Nice to know my dick was big enough. Little bit of an ego boost there.

Andrej : so I’m just boring in bed.

Fern : We were boring in bed. We were seventeen. It was normal. What’s wrong?

Andrej : I am apparently still boring.

Fern : I’m telling you, Anj, when you find the right person, there’s no such thing as boring. Even routine is more than ‘just good.’

Fern : Also, expect a wedding invite.

I gasped out loud.

Andrej : CONGRATS [party emoji]. I’m so happy for you!

Fern : Thank you.

Okay, so I was just boring in bed. How the hell did I solve that?

The screen of my computer flashed with a warning. I was still in the middle of a practice test for the FE license. I still had to figure this out, and I need to stop worrying about my dick and my performance.

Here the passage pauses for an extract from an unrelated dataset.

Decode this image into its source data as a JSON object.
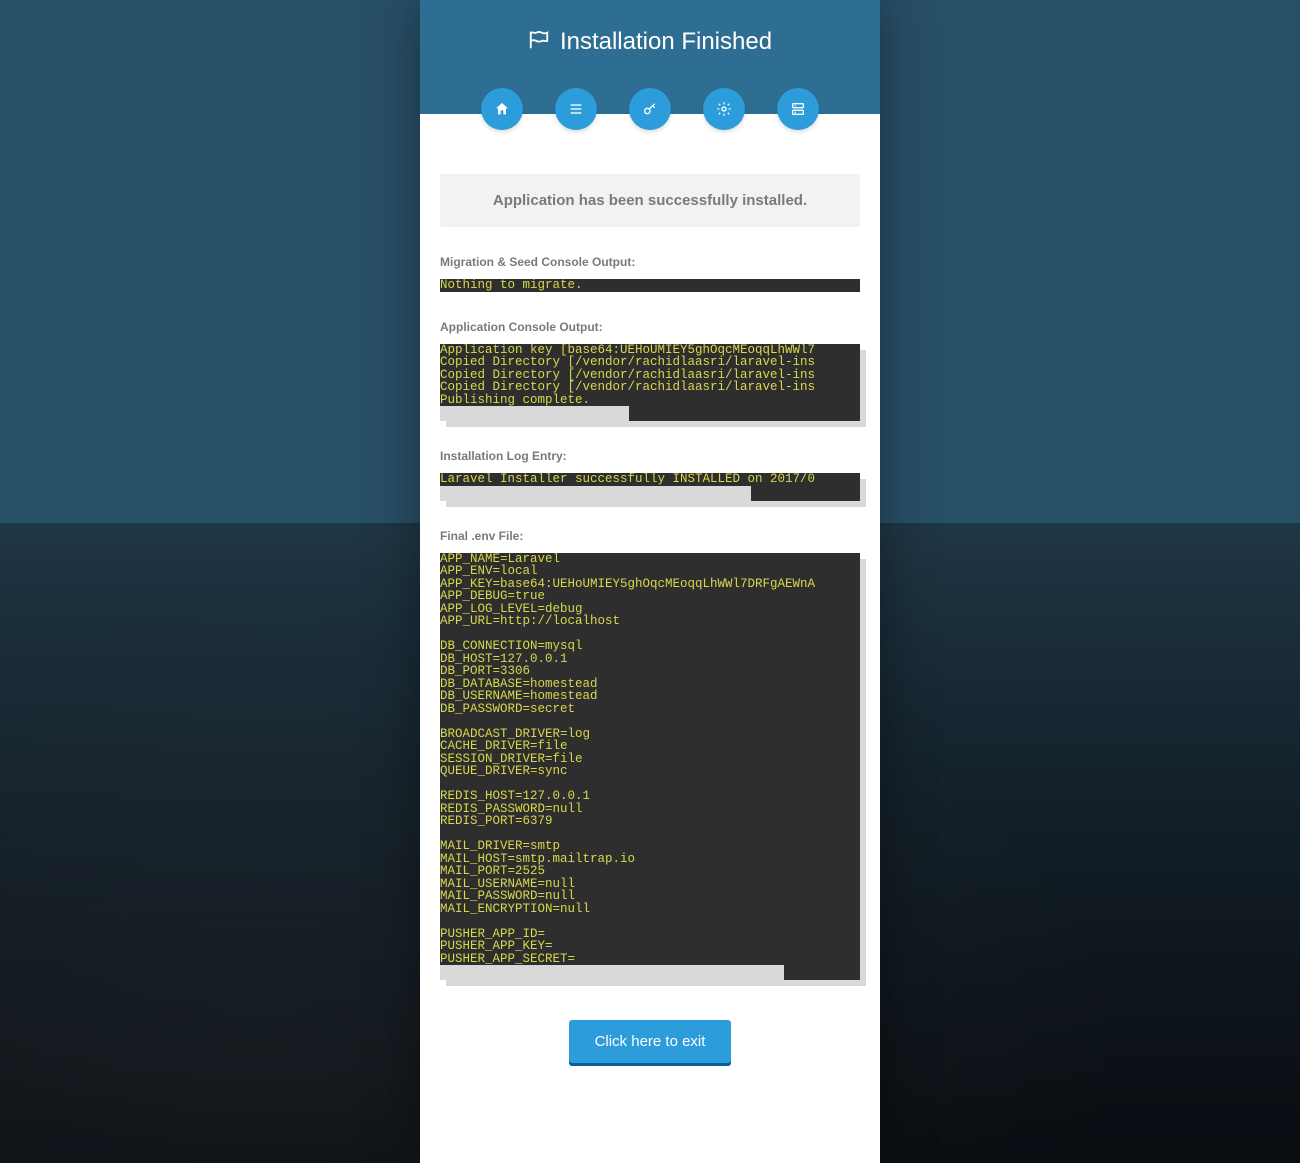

I walked to my door and closed and reset the test. I needed to pass this—I had a lot hanging on these licenses.

***

Staring at myself in the mirror, I sighed. I really hated wearing a tuxedo. I didn’t think I looked terrible in it, but it was awful to wear all the starched parts and the stiff fabric.

“You always look good, Anj,” Sofia said from the door.

I spun and gasped. “Sofia…”

She stepped into the room and gave me a little catwalk spin. “You like?”

Her deep purple gown shimmered in the light of the room. She was sporting a one-shoulder, almost backless, thigh-high leg split, skintight, besequinned dress that just… made her. She was stunning, and her dark red hair tumbled down her back in loose, chunky curls.

“Jesus, Sofia. Did you bring a bat?”

“What?”

“You’re going to have to beat the men away from you. Did mom approve that?”

“Better to seek forgiveness than ask permission.”